Parametric and non-parametric models

Parametric models (like logistic regression) assume a finite set of parameters. From the given train data, it learns the values of these parameters (during training). These parameters help predict the target value for any test data. Therefore, in parametric models, training takes time and its really quick to predict the target value for test data.

Benefits of Parametric Models are:

Simpler: They are easier to understand and interpret the results.
Less Data: They do not require much training data.

Limitations of Parametric Models are:

Constrained: By choosing a functional form these methods are highly constrained to that specified form.
Limited Complexity: The methods are more suited to simpler problems.

In non-parametric models (like KNN), the training phase is quick or negligible.

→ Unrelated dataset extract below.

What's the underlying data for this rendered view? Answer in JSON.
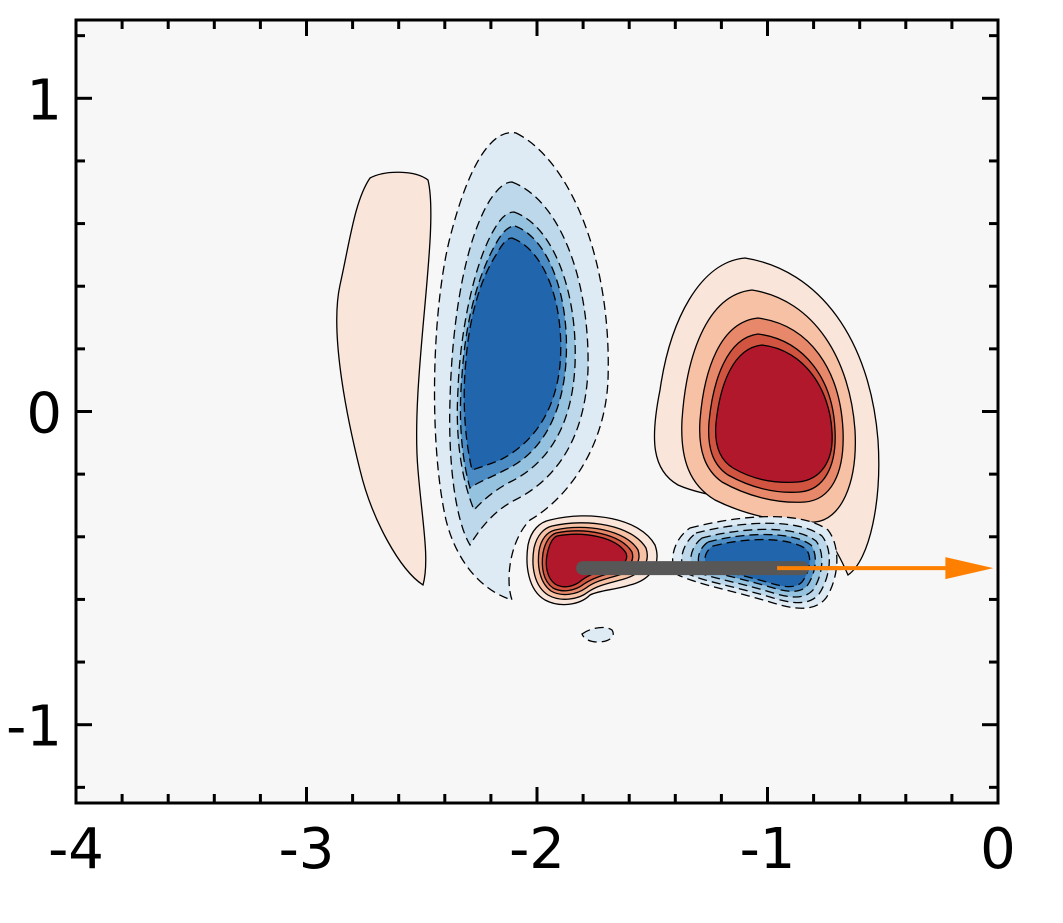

There are no parameters to learn (Or we can state that there are infinite parameters to learn). When a new test data point arrives, the algorithm then compares with the train data to predict the target value. So in non-parametric models, the training is quick compared to prediction.

Benefits of Non-parametric Models are:

Flexibility: They are capable of fitting a large number of functional forms.
Power: No assumptions about the underlying function.

Limitations of Non-parametric Models:

More data: They require a lot of training data.
Overfitting: More risk of overfitting the training data and it is harder to explain why specific predictions are made.

Summary

K-nearest neighbors (KNN) is a supervised learning algorithm which can be used for both classification and regression.
KNN predict the class which is most common among the K closest data points for classification problems.
In case of regression, when target variable is a real value, KNN takes the average of the K nearest neighbors.
K is a hyper parameter which is tuned to select the best value.
Always perform feature scaling / normalization on the data points before using them in KNN.